In a 2011 New York Times opinion piece headlined “Let Us Eat Fish,” Hilborn denounced “apocalyptic predictions about the future of fish stocks.” On his website and elsewhere, he has sought to debunk what he calls “myths” that include that most fisheries are overfished and that all fish stocks could be gone by 2048.

“On average, fish stocks worldwide appear to be stable, and in the United States they are rebuilding, in many cases at a rapid rate,” Hilborn wrote.

And in 2013 testimony submitted to Congress, he declared: “The major threat to sustainable jobs, food, recreational opportunity and revenue from U.S. marine fisheries is no longer overfishing, but underfishing.”

Critics and supporters

Greenpeace is attempting to label Hilborn an “overfishing denier,” comparing the professor to so-called climate-change deniers who are a minority in a scientific community that overwhelmingly accepts that fossil-fuel combustion contributes to global warming.

“This issue is analogous and no less important,” said Hocevar, who accuses Hilborn of downplaying the effects of overfishing.

Other researchers dispute Greenpeace’s comparison. They say Hilborn has been a leader over the decades in a wide range of important research projects in the North Pacific and globally.

“I think that in general Ray’s work has been highly acclaimed by many scientists. He is not sitting way on the edge,” said Gunnar Knapp, a University of Alaska-Anchorage fishery economist who has collaborated on research with Hilborn.

But some marine scientists have been at odds with him.

They include Daniel Pauly, a University of British Columbia marine biologist who shared the 2006 Volvo prize with Hilborn.
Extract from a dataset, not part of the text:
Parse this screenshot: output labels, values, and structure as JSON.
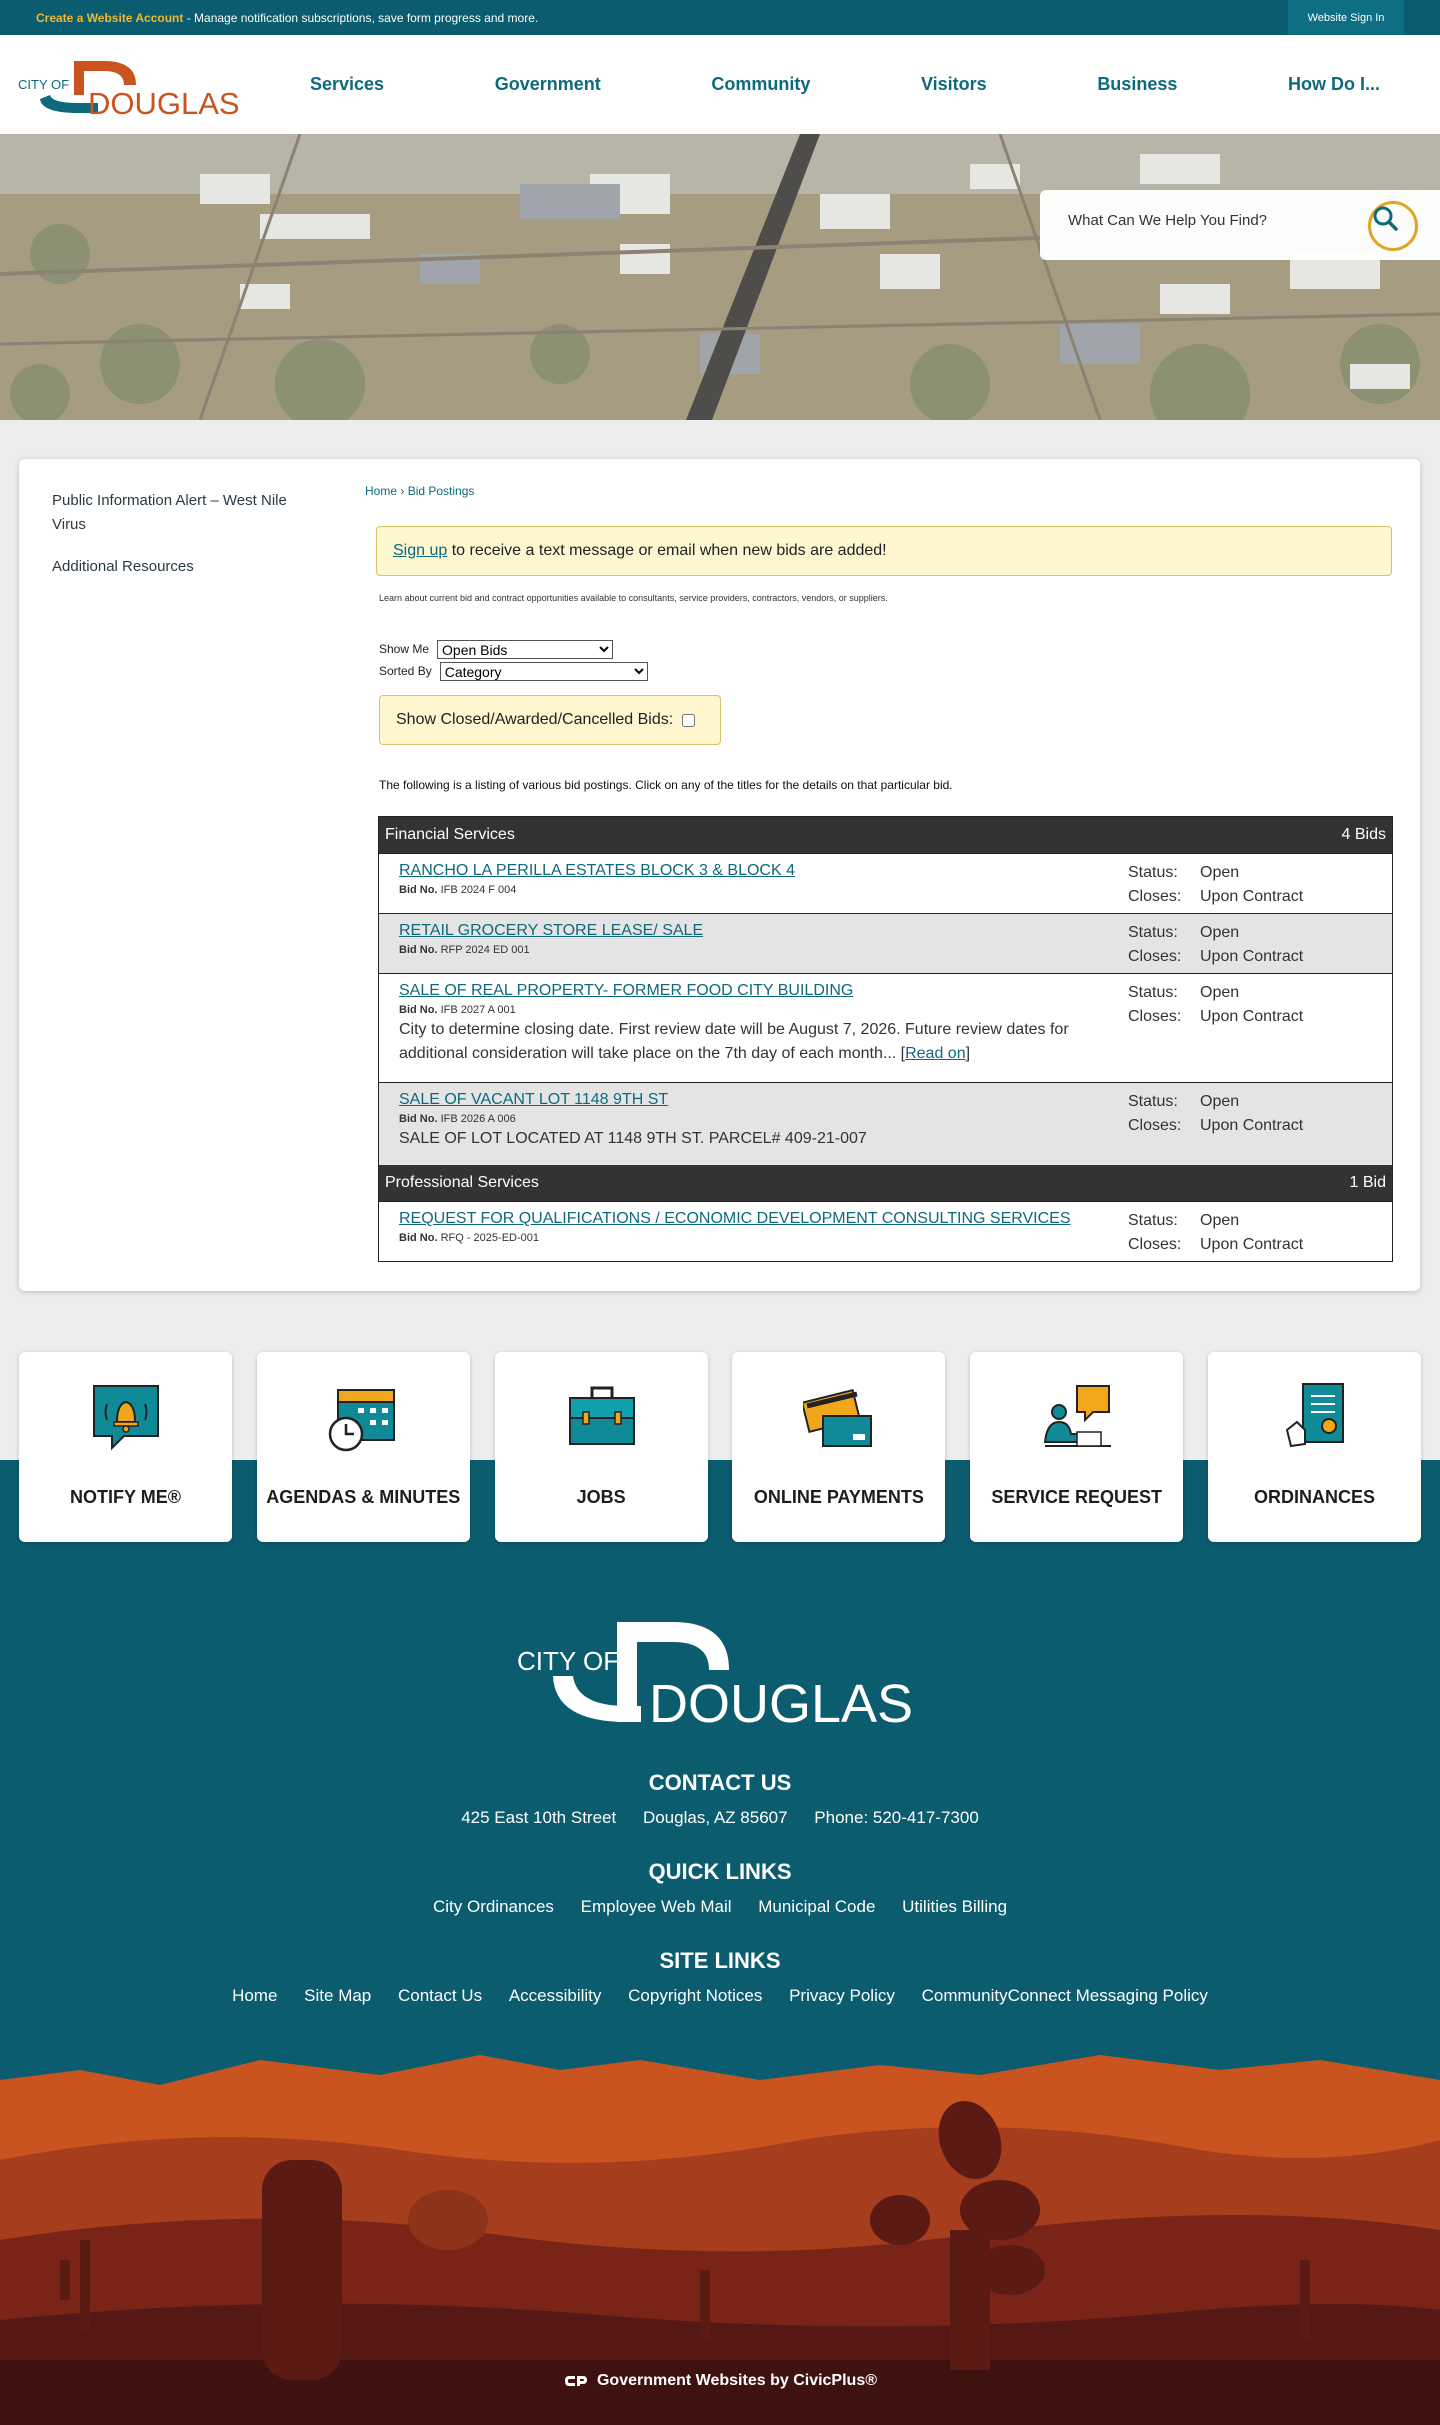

Pauly has authored numerous papers about the global decline in fish stocks that have been attacked by Hilborn as lacking creditability.

In an interview, Pauly criticized Hilborn as an industry-friendly scientist who has failed to properly disclose his funding.

“We all are certainly affected by where we get money from, and certainly have to make that available for discussion,” said Pauly whose own affiliations include an unpaid seat on the board of Oceana, a major marine-conservation group.

Hilborn said he draws money from a wide range of sources, and rejected the notion that he has been swayed by industry money.

That money is not a problem “but a natural part of working on solutions,” Hilborn said. “They (industry) should be paying part of the bill.”